Günümüzde bu iki halkın anavatanlarındaki yönetimleri olan Adigey
ve Abhazya kendi isimlerini verdikleri cumhuriyetlerinde
nüfuslarının azlığından dolayı ciddi sorunlarla karşı
karşıyadırlar. Adigey’de Adige nüfusunun azlığı cumhuriyetin
Krasnodar Kray’a katılmasını arzu edenlerin cesaretlerini
artırmaktadır.
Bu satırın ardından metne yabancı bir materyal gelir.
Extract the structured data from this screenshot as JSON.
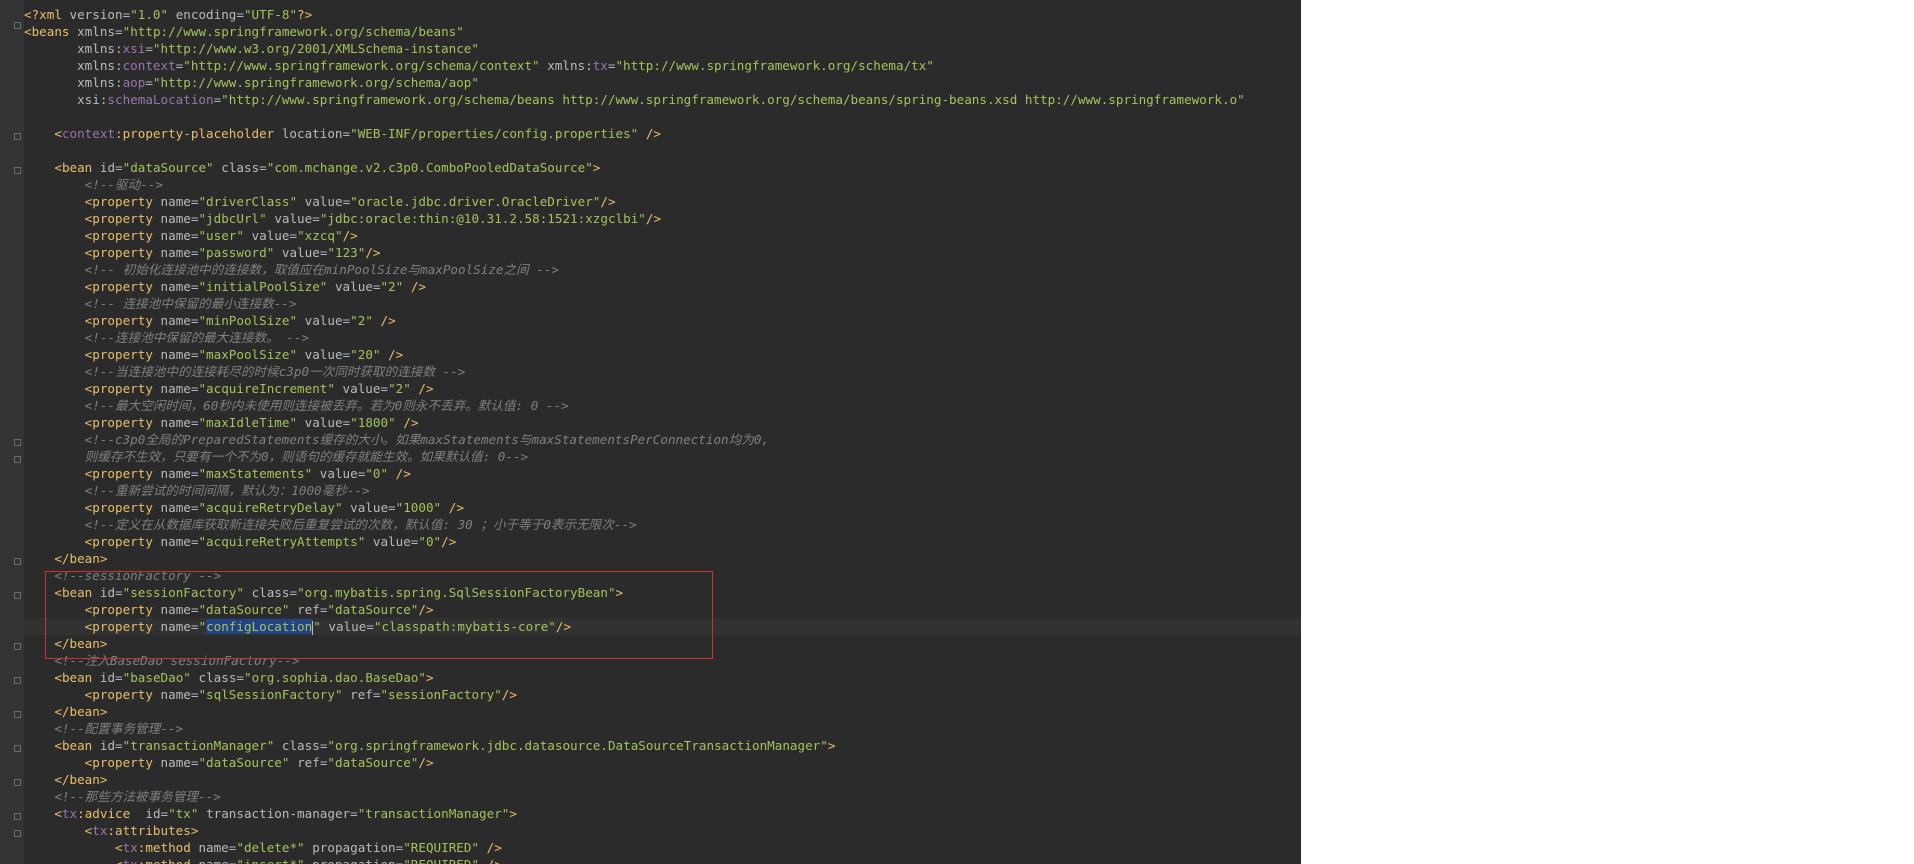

Abhazya’da ise savaştan sonraki ekonomik
sıkıntılardan dolayı Rusya’ya göç olmuş, ülkedeki Abhaz nüfusu 70
binlere kadar düşmüş olup, bu durum Abhazya’nın bağımsızlığı için
çalışanların cesaretini kırmaktadır.
Nüfus azlığı sadece cumhuriyetlerin siyasi statüsü üzerinde
olumsuz etki yaratmakla kalmamakta, ulusal kültürün korunup
geliştirilmesi başta olmak üzere yaşamın her alanında olumsuz
etkisini göstermektedir.
Adige Abhazların en yoğun yaşadıkları Türkiye ve diğer diaspora
ülkelerine baktığımızda ise bu iki halkın hızlı bir yok oluş
sürecine girdikleri çıplak gözle dahi gözlemlenebilmektedir. Yok
oluş kendini dil ve kültürün günden güne kaybedilmesi, yerleşim
yerlerinin başka halklarla karışma sonucu Çerkes yerleşim yeri
özelliğini kaybetmesi, başka halklarla yapılan evlilikler sonucu
etnik karışma olarak karşımıza çıkmaktadır. Bu durumda 21 nci
yüzyılın diasporada Adige Abhaz halklarının son asırları olacağını
söylemek için kahin olmaya gerek yoktur.
Özetlemek gerekirse; bir yanda nüfus yetmezlikleri nedeniyle
siyasi konumları ve ulusal varlıkları risk altında olan iki
cumhuriyet, diğer yanda ise yok oluşları kaçınılmaz olan bir
diaspora ile karşı karşıyayız. Bu durumda bu halkların gelecekte
varolmalarını samimi olarak isteyen her ulusseverin aklına gelen
ilk çözüm doğaldır ki, diasporanın anavatanına dönmesidir. Zira
ulusal varlığımızın bu parçalı yaşama tahammülü kalmamıştır.
21 nci asırda anavatana dönüş için çalışmak halklarımızın
geleceklerini düşünen her ulusseverin birinci görevi olarak
karşımıza çıkmaktadır. Bu görevin başarılabilmesi dönüşün
doğruluğuna inanan herkesin hiç vakit kaybetmeden elbirliği ile
çalışmasıyla mümkündür.
Bu durum karşısında dönüş davasında en büyük sorumluluk payı olan
Türkiye diasporasının içinde bulunduğu durum ise son derece
düşündürücüdür. Türkiye’de bu halkların geleceği hakkında görüş
bildiren kişi ve kuruluşları iki başlık altında tanımlamak
mümkündür.
Birinci guruptakiler, genel olarak bu halklarla ilgili yukarıdaki
tespitin doğru olduğunu kabul etmekle birlikte bu düşüncenin
yaşama geçirilmesi için ciddi bir çalışmada bulunmayanlar, bu güne
kadar bu amaçla ciddi bir örgütlenme başaramamış olanlardır.
İkinci guruptakiler ise birleşik bağımsız Kafkasya idealini
paylaşanlardır ki; Rusya ile politik mücadele içinde olmayı
kendilerine öncelikli görev olarak seçmiş olduklarından, dönüş
hareketinin ulusalcı özünü görmezlikten gelerek işbirlikçilik
suçlaması ile olaya yaklaşmakta, diasporanın 21 nci yüzyılda
olması gereken en önemli davasına sırt çevirebilmektedirler.
Böylece halklarımızın varlığı için olmazsa olmaz koşul olan dönüş
ideali sahipsiz kalmaktadır. Dönüş olmazsa Adige ve Abhazların,
onlar olmadan da Kafkasya’nın olamayacağını unutmayalım.